Lawyers for Michael Cargill, a gun seller from Texas, challenged the move claiming the ATF had overstepped its bounds in classifying bump stocks with machine guns.
In court on Wednesday, Brian Fletcher, deputy solicitor general in President Joe Biden’s Justice Department, said bump stocks allow a user to “empty a 100-round magazine like the ones used in the Las Vegas shooting in about 10 seconds.”
“Those weapons do exactly what Congress meant to prohibit when it enacted the prohibition on machine guns,” Fletcher said.
Oral arguments, which lasted some two hours, focused on the technical definition of a machine gun in the 1934 law, which was passed during the Prohibition era, well before the invention of the bump stock.
“It’s a very old statute, and it was designed for an obvious problem in the 1930s and Al Capone,” said Justice Neil Gorsuch.
“Maybe they should have written something better,” the conservative justice said. “One might hope they might write something better in the future, but that’s the language we’re stuck with.”
‘Torrent of bullets’
Jonathan Mitchell, representing the Texas bump stack manufacturer, said it was up to Congress to decide if the 1934 law applied to the devices.
“It’s certainly not a decision for a court or for an administrative agency that’s charged with implementing the instructions of Congress,” Mitchell said.
Fletcher, the government lawyer, disagreed.
“In short, we think Congress in 1934 wrote this statute not just for the kinds of devices that existed then, but for other kinds of devices that could be created in the future that would do the same thing,” he said.
Justice Elena Kagan, a liberal, said “a little bit of common sense” should be applied in reading the law.

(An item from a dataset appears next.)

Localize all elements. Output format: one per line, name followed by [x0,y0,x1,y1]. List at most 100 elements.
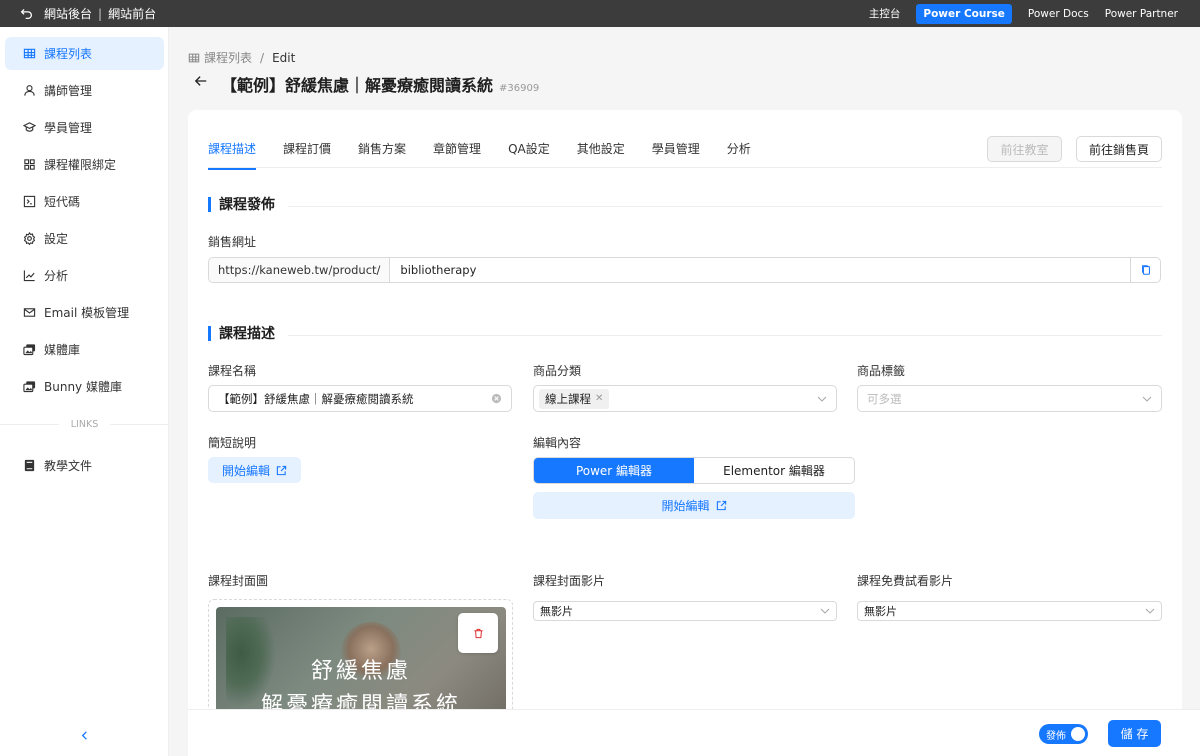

“What this statute comprehends is a weapon that fires a multitude of shots with a single human action,” Kagan said.
Both a machine gun and a weapon equipped with a bump stock unleash a “torrent of bullets,” she said.
Justice Samuel Alito, a conservative and fierce defender of the Second Amendment, which guarantees Americans the right to own guns, expressed some confusion at one point with Mitchell’s arguments.
“Can you imagine a legislator thinking we should ban machine guns but we should not ban bump stocks?” he asked. “Is there any reason why a legislator might reach that judgment?”
“Stocks can help people who have disabilities, who have problems with finger dexterity people, who have arthritis in their fingers,” Mitchell replied.
The Supreme Court previously expanded gun rights in a 2022 ruling that said Americans have a fundamental right to carry a handgun in public, though certain regulations still exist around the practice.
A conservative federal appeals court ruled in March 2023 that a law barring people under domestic violence court orders from owning a gun was unconstitutional.
That case will also be decided by the Supreme Court this year. The justices seemed likely to uphold the domestic violence law when they heard arguments in November.
Polls show a majority of Americans favor stricter gun regulations, but the powerful firearms lobby and mobilized voters supporting the country’s strong firearms culture have made congressional action difficult.